Today MIRI released a new technical report by visiting researcher Katja Grace called "Algorithmic Progress in Six Domains." The report summarizes data on algorithmic progress – that is, better performance per fixed amount of computing hardware – in six domains:
- SAT solvers,
- Chess and Go programs,
- Physics simulations,
- Factoring,
- Mixed integer programming, and
- Some forms of machine learning.
MIRI's purpose for collecting these data was to shed light on the question of intelligence explosion microeconomics, though we suspect the report will be of broad interest within the software industry and computer science academia.
One finding from the report was previously discussed by Robin Hanson here. (Robin saw an early draft on the intelligence explosion microeconomics mailing list.)
This is the preferred page for discussing the report in general.
Summary:
In recent boolean satisfiability (SAT) competitions, SAT solver performance has increased 5–15% per year, depending on the type of problem. However, these gains have been driven by widely varying improvements on particular problems. Retrospective surveys of SAT performance (on problems chosen after the fact) display significantly faster progress.
Chess programs have improved by around 50 Elo points per year over the last four decades. Estimates for the significance of hardware improvements are very noisy, but are consistent with hardware improvements being responsible for approximately half of progress. Progress has been smooth on the scale of years since the 1960s, except for the past five. Go programs have improved about one stone per year for the last three decades. Hardware doublings produce diminishing Elo gains, on a scale consistent with accounting for around half of progress.
Improvements in a variety of physics simulations (selected after the fact to exhibit performance increases due to software) appear to be roughly half due to hardware progress.
The largest number factored to date has grown by about 5.5 digits per year for the last two decades; computing power increased 10,000-fold over this period, and it is unclear how much of the increase is due to hardware progress.

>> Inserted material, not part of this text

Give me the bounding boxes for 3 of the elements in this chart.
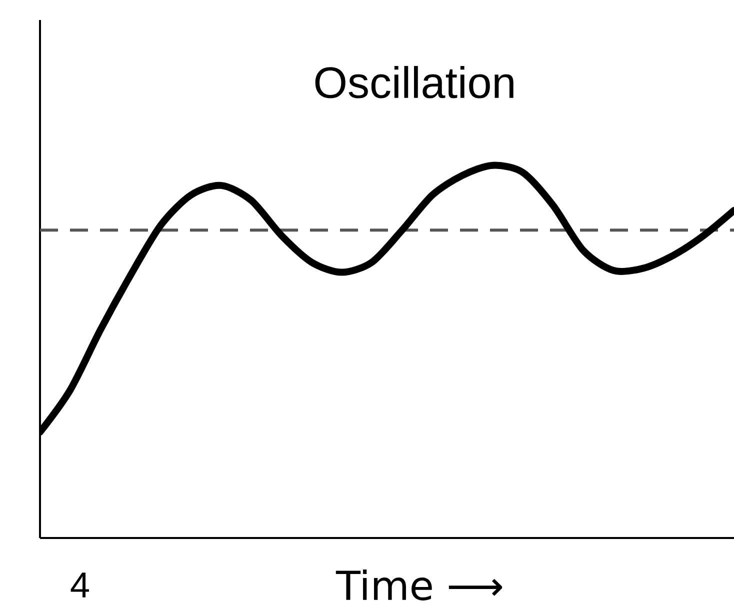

Some mixed integer programming (MIP) algorithms, run on modern MIP instances with modern hardware, have roughly doubled in speed each year. MIP is an important optimization problem, but one which has been called to attention after the fact due to performance improvements. Other optimization problems have had more inconsistent (and harder to determine) improvements.
Various forms of machine learning have had steeply diminishing progress in percentage accuracy over recent decades. Some vision tasks have recently seen faster progress.
Some explanation of why these are natural domains to look at might be nice. With the exception of chess and go they seem to all be problems where solving them is of wide interest and the problems in question are very general. Chess and go seem to be not at all natural problems but mainly of interest because they show what sort of improvements can happen to a narrow problem when a lot goes into improving those specific problems (although that's not all that is going on here since the article does discuss how hardware improvement has mattered a lot).
It might also make sense at some point to branch out some of these problems a little more, such as focusing on 3-SAT rather than general SAT, or looking at work which has focused on factoring specific types of integers (such as the ongoing project to factor Mersenne numbers).
I think the problems were selected largely on the basis of which data were easiest to obtain, so as to start under the streetlight.